The state Supreme Court on last Thursday unanimously approved placing the amendment, sponsored by the political committee Florida Citizen Voters, on the November ballot. That means voters will decide on at least two ballot initiatives this year, as justices also have signed off on a proposal that would raise the state’s minimum wage.
The Florida Citizen Voters measure would change part of the state Constitution that now says, “Every citizen of the United States who is at least eighteen years of age and who is a permanent resident of the state, if registered as provided by law, shall be an elector of the county where registered.”
The proposal would change that wording to: “Only a citizen of the United States who is at least eighteen years of age and who is a permanent resident of the state, if registered as provided by law, shall be an elector of the county where registered.”

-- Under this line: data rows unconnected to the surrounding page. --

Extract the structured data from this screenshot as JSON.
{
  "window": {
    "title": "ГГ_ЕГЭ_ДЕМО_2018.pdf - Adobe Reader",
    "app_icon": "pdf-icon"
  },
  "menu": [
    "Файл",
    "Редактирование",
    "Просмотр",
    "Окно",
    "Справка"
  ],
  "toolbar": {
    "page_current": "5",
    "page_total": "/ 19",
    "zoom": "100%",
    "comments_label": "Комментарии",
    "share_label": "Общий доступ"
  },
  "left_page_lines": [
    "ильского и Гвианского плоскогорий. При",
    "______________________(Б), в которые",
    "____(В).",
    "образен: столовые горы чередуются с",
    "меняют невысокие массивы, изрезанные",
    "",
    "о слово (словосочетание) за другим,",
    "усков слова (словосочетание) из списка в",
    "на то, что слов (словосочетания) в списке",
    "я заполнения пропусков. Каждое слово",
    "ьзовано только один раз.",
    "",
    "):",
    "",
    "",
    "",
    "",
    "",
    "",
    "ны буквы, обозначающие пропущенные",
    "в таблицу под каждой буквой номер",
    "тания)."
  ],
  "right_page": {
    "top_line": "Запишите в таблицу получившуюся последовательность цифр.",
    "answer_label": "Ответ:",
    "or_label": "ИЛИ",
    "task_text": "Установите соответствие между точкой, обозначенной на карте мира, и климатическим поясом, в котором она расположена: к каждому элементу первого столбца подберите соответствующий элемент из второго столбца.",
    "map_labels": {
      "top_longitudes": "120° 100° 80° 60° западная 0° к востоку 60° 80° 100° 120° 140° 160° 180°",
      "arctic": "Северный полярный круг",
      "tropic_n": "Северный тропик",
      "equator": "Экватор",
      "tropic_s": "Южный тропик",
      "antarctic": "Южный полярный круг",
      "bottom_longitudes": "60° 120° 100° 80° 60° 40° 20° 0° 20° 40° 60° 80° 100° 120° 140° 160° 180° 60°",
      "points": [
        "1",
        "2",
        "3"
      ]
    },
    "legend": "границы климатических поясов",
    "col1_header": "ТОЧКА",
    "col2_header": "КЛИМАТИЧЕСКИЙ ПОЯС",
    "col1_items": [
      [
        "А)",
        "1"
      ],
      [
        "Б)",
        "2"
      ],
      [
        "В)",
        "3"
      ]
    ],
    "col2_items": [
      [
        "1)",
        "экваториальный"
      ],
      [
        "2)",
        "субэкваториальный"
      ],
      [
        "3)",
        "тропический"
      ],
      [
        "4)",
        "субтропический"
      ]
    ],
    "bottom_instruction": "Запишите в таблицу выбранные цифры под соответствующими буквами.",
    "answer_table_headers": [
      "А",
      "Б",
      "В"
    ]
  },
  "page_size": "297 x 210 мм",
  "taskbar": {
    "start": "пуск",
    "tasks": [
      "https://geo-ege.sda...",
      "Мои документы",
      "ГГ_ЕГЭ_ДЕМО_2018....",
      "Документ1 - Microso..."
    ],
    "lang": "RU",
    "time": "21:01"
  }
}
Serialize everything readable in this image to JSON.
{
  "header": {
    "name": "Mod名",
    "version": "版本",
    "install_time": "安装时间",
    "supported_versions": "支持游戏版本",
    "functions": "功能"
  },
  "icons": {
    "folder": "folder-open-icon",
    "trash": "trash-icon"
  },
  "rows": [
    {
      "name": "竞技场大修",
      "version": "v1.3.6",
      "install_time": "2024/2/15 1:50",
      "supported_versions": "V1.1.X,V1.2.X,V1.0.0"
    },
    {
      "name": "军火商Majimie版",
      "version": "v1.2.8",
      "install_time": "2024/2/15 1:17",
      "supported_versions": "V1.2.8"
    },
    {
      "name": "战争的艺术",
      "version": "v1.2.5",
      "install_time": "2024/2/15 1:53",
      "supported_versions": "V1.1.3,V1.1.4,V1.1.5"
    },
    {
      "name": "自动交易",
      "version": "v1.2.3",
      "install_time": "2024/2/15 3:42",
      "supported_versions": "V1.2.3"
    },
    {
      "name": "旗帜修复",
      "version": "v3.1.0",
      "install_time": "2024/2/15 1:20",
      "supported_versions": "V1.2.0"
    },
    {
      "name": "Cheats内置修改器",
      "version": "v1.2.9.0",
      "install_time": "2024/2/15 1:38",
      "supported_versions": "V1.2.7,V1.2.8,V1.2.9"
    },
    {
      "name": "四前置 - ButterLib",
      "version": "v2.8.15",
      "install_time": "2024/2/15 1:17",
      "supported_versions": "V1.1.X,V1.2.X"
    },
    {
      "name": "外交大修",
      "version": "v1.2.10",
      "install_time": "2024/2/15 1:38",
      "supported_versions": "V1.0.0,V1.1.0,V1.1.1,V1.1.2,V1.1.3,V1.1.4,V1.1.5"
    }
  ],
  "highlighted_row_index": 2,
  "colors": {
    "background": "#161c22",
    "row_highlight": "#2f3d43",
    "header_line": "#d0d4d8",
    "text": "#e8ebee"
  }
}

In a brief filed in October at the Supreme Court, attorneys for Florida Citizen Voters wrote that the “only object of the proposed amendment is to require United States citizenship to vote in state elections, and the proposed amendment seeks to accomplish that object by directly requiring United States citizenship.”
The Jacksonville-based political committee submitted 928,169 valid petition signatures to the state, far exceeding a 766,200-signature requirement. But it also needed approval from the Supreme Court, which reviews whether proposed amendments meet legal tests such as not being misleading to voters.
The proposal did not draw opposition at the Supreme Court, unlike some initiatives that have spurred battles about ballot wording. Florida Citizen Voters has received more than $8.2 million in cash and in-kind contributions, which all came from the non-profit group Citizen Voters, Inc.
“Here, no briefs were submitted in opposition to the initiative petition. And our independent review … yields no basis for concluding that the initiative petition meets the ‘high threshold’ of being ‘clearly and conclusively defective,’ ” Thursday’s nine-page Supreme Court opinion said, citing terms from court precedent.
The Supreme Court last month approved the proposed minimum-wage amendment, which has been spearheaded by prominent Orlando attorney John Morgan. The proposal would increase the state’s minimum wage to $10 an hour on Sept. 30, 2021 and increase it by $1 each year until it hits $15 an hour on Sept. 30, 2026. The state’s minimum wage this year is $8.56 an hour.
The citizenship measure will appear on the ballot as Amendment 1, while the minimum-wage proposal will appear as Amendment 2, according to the state Division of Elections website. Each would need approval of 60 percent of voters to pass.
The Supreme Court this month also rejected one proposed constitutional amendment because of what it said was a misleading ballot summary. That amendment would have overhauled the state’s electric-utility industry.